The main purpose of the analysis was to test a change in one of these factors leads to a change in the other, as the classical economic theory suggests. The correlation coefficient will show the extent to which the theory is correct.
Visualizations & Analysis
Missing Values Grouped by Year
A histogram showing nulls (NaN) per year was used to indicate if certain years were unreliable. The findings from this histogram led to the removal of 2024-2025 from the dataframe.

Global Heatmap of Missing Values
A global heat map was used to find the amount of missing values per country, and identify regions completely absent from the dataframe.

Economic Indicator Distribution Box Plots
Box plots revealed a massive range of values even after initial cleaning. This led to the decision to filter countries based on outlier Mean, Max, and Min values across all four key metrics.
Before outlier cleaning
After outlier cleaning (after the mean min and max analysis shown below)
Mean, Max and Min Economic Indicator Histograms and Global Heat Maps
For each of the four indicators a global heatmap and a histogram highlighting the outliers was generated. These visualizations were the basis for the indicator distribution analysis provided following every indicator, and the outlier country removal following the analyses.

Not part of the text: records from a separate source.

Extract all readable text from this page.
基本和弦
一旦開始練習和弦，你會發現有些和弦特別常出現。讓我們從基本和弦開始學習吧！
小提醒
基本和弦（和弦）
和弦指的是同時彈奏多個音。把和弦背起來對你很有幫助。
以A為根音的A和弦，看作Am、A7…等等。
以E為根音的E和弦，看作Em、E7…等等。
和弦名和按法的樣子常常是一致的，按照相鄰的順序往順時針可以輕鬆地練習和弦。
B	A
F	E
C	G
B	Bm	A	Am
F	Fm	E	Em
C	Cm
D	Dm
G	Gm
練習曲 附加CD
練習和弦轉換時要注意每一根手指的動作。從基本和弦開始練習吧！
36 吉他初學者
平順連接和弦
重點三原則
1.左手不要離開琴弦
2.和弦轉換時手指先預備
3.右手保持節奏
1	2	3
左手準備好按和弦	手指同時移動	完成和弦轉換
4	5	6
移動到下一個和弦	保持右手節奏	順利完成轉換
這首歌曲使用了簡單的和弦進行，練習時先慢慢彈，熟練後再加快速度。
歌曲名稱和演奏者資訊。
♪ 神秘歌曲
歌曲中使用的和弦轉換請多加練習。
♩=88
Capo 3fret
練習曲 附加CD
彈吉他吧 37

Note: More images can be found in the files and in python notebook (also attched in the files)
Correlation Scatter Plots
Regression lines were applied to scatter plots to visualize the strength of relationships between indicators.
Insights & Answers
- Inflation & GDP Growth (0.14): There is a weak positive correlation between these indicators. While they generally move in the same direction, inflation alone is not a strong or reliable predictor of economic growth. The correlation coefficient for both measurment types of inflation were very similar indicating that the data used was reliable.
- Unemployment & GDP Growth (-0.22): This represents the strongest relationship identified in the study. The inverse correlation suggests that economic growth is significantly more sensitive to unemployment than to inflation. The direction of the relationship proves the economic theory.
- Inflation & Unemployment (-0.075): The analysis found a very weak relationship between these variables raising questions regarding the economic theory that links high unemployment with disinflation and even deflation.
Conclusion
The analysis concludes that while modern economic indicators generally follow the direction of classical economic theory, the correlations are significantly weaker than the theory suggests, and missing moderating factors likely account for the weak correlation coefficients.